The enormity and horror of the Holocaust has been chronicled soberly in newsreels, in history books, in documentaries and Hollywood films. And yet one of the most revered depictions of the 20th century's greatest atrocity is communicated in a medium too often dismissed as a frivolous diversion: cartoons.
In 1992 the graphic novel Maus won the Pulitzer Prize for offering readers a simple but brilliant and relatable distillation of the Holocaust by rendering comic book versions of Nazis drawn as cats and the Jews they slaughtered as mice. A sequel told of survivors struggling to make a new life in the U.S.
What would follow, along with many other books using comics to tell epic horrific true life stories, include In The Shadow of No Towers, a personal reminiscence of what it was like to be a New Yorker when the World Trade Center came down on 9/11. The artist and writer who brought us these stories is Art Spiegelman and he'll be speaking at the University of Vermont Thursday night about the medium that he chose to make his life's work.
Spiegelman once had a job working with Topps, the bubble gum company, making Wacky Packages. These were the satirical alterations of popular products. He says MAD, the satirical magazine, made him want to be a cartoonist.
"MAD acted sort of as a codex to the world around me since my parents were both refugees bringing me into the country when I was almost three years old. They weren't that familiar with the bedrock of American culture. So it was through MAD that I discovered what America was all about at this moment before we had TV in our home lives. And so I came to think of MAD as an acronym for 'mom and dad," Spiegelman said.
By the time Maus won the Pulitzer in 1992, that graphic novel was starting to gain a lot of ground. But it was still a stretch to get it published.

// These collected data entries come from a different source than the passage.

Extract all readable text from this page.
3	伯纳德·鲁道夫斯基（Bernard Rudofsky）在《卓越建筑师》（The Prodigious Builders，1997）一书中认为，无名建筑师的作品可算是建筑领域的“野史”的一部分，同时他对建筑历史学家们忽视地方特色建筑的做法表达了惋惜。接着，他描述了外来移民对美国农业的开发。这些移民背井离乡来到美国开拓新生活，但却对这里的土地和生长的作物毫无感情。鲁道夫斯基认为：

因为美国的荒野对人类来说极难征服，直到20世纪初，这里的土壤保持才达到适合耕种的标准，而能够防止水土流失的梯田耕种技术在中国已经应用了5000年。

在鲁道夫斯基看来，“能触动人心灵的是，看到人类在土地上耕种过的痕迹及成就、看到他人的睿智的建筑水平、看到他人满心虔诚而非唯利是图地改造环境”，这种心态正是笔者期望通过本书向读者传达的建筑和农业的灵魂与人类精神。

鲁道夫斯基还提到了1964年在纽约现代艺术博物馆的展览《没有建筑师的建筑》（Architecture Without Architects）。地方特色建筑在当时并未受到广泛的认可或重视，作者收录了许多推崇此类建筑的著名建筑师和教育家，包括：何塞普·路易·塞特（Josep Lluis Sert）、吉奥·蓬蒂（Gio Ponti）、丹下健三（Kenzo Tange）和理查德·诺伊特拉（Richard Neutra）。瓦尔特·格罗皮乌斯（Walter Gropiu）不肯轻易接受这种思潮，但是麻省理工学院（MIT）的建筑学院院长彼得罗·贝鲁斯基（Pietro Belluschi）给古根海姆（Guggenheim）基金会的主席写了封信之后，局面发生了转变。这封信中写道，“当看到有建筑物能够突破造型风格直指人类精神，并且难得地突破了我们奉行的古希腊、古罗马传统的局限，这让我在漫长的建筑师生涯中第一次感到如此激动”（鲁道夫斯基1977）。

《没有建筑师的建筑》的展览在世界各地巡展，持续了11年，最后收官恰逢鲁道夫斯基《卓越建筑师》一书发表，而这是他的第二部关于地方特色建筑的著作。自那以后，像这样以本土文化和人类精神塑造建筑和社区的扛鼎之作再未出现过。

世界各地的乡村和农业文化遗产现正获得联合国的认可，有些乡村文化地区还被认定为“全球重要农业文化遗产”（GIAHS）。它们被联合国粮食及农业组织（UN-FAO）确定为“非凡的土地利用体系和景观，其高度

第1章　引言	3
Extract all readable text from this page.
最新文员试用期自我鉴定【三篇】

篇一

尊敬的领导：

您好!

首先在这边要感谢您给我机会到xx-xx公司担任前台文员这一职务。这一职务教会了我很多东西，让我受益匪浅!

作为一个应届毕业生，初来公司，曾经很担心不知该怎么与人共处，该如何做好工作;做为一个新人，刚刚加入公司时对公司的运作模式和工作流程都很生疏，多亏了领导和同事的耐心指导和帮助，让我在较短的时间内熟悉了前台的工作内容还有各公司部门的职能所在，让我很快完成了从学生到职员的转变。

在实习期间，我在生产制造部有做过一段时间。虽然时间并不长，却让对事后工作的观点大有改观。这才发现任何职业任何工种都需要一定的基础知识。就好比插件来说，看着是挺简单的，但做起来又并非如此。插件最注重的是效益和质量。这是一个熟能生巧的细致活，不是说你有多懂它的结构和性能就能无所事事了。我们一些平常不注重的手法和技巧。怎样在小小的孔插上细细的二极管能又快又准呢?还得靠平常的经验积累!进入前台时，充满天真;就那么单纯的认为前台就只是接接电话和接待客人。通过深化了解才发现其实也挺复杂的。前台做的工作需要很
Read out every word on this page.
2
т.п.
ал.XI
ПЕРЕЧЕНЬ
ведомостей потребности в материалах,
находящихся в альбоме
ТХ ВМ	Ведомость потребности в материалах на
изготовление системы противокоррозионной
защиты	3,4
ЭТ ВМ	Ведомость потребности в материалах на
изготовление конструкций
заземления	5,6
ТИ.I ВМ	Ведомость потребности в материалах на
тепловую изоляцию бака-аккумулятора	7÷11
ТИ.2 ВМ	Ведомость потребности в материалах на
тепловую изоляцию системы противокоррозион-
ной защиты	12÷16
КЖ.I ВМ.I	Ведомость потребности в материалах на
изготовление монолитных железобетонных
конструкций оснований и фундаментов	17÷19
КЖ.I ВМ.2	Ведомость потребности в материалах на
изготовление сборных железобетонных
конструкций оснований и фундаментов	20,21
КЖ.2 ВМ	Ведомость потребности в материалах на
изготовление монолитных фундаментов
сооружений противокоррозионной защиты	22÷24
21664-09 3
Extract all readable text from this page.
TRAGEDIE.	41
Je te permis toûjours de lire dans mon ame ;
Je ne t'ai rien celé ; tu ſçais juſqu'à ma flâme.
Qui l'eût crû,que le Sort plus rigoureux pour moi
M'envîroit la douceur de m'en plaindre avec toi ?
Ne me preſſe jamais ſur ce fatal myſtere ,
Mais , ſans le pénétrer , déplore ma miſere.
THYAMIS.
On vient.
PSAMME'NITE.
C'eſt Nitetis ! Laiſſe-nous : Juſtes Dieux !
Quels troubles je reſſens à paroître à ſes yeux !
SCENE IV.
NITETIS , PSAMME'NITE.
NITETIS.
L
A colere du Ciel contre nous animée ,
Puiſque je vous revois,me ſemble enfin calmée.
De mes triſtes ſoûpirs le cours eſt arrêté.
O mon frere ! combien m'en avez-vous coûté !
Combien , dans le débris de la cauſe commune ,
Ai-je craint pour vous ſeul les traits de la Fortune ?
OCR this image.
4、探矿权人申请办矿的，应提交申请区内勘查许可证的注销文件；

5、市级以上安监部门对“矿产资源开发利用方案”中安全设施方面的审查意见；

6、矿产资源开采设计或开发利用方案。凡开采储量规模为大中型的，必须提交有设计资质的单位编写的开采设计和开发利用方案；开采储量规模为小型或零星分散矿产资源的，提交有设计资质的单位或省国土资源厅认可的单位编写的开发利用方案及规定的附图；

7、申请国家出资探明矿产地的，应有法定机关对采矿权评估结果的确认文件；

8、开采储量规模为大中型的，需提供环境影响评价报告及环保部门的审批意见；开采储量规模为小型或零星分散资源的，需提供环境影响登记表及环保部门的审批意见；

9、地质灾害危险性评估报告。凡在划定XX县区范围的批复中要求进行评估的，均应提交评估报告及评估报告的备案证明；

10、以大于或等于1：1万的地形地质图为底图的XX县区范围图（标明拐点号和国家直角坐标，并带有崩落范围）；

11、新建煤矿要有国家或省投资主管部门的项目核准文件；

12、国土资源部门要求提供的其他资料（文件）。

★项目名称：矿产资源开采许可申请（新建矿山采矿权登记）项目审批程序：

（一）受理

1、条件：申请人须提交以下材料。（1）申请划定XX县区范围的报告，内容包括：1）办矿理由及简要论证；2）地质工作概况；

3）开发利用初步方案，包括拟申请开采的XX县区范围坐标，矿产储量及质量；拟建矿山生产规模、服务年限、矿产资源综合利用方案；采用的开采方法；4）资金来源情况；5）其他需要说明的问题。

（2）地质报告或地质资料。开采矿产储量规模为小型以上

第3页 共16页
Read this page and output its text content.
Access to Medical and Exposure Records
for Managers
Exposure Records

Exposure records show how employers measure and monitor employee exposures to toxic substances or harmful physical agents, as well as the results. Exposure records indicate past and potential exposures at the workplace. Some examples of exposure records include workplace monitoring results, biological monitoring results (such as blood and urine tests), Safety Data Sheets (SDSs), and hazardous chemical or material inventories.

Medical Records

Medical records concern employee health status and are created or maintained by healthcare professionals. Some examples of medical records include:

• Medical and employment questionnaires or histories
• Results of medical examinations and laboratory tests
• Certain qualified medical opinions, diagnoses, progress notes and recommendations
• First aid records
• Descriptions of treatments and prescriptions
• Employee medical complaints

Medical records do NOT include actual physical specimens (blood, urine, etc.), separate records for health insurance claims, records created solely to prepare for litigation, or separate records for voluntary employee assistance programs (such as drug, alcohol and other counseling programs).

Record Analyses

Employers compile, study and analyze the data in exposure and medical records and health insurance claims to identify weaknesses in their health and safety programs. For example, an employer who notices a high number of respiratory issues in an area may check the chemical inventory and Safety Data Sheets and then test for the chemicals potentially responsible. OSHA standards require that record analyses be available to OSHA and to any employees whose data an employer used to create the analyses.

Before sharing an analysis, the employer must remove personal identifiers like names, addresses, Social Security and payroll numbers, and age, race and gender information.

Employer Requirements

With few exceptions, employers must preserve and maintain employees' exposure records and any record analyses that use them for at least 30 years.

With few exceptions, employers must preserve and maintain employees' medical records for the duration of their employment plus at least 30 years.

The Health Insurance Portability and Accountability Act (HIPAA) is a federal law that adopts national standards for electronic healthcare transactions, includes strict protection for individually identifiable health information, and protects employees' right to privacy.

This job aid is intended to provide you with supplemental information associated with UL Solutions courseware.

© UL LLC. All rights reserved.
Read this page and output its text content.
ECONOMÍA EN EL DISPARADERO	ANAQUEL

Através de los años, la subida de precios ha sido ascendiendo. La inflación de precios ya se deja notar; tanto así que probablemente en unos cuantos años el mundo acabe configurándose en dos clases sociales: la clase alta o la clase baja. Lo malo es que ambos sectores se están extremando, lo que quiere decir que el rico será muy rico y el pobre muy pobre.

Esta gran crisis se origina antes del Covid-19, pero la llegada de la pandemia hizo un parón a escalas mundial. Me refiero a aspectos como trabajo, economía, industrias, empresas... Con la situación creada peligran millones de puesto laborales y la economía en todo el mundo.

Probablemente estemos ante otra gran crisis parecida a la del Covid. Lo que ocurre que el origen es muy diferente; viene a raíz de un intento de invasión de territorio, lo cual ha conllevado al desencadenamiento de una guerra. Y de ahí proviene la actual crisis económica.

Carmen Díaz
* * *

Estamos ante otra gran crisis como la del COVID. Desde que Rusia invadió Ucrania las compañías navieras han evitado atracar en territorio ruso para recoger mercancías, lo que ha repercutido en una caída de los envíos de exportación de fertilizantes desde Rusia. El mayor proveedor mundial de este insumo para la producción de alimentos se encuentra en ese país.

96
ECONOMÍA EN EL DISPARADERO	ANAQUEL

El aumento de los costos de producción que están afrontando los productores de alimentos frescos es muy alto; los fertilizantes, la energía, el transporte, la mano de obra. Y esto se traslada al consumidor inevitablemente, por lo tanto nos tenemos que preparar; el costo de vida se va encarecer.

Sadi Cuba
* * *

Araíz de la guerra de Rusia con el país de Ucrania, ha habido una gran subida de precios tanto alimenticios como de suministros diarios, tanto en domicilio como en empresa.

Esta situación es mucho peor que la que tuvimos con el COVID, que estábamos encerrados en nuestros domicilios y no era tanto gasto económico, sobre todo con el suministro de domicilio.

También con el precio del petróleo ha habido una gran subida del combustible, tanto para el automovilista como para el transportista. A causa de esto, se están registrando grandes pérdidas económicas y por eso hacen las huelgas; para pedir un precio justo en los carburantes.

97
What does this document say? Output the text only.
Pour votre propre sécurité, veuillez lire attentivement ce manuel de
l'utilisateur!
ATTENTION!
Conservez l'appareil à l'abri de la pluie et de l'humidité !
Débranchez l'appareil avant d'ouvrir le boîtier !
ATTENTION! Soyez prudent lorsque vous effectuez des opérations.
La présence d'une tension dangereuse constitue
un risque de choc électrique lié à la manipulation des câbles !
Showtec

"I never pitched it. I assumed it was un-publishable. There was a three page version that appeared in underground comics - underground comics having the exemption of anything publishable. But when my wife Francoise Mouly and I started the magazine called Raw, that had as an insert this ambitious project. I posited a 300-page comic book that needed a bookmark and could be re-read. We just assumed, like Raw itself, that eventually we'd publish it ourselves," he said. "Everybody including my publisher was astonished when it became a classic of sorts because when I did Maus it was kind of an anomaly, like a comic book's not an expected medium for this. And now it's - I won't curse on the air - it's a blankety-blank genre. 'Holocaust comics? We've got 30 of them. Which one do you want?'"
Click listen to hear the entire interview.
Art Spiegelman will be speaking at UVM Recital Hall Thursday night at 7:00 p.m. and will engage in a Q&A with audience members. The event is free and open to the public.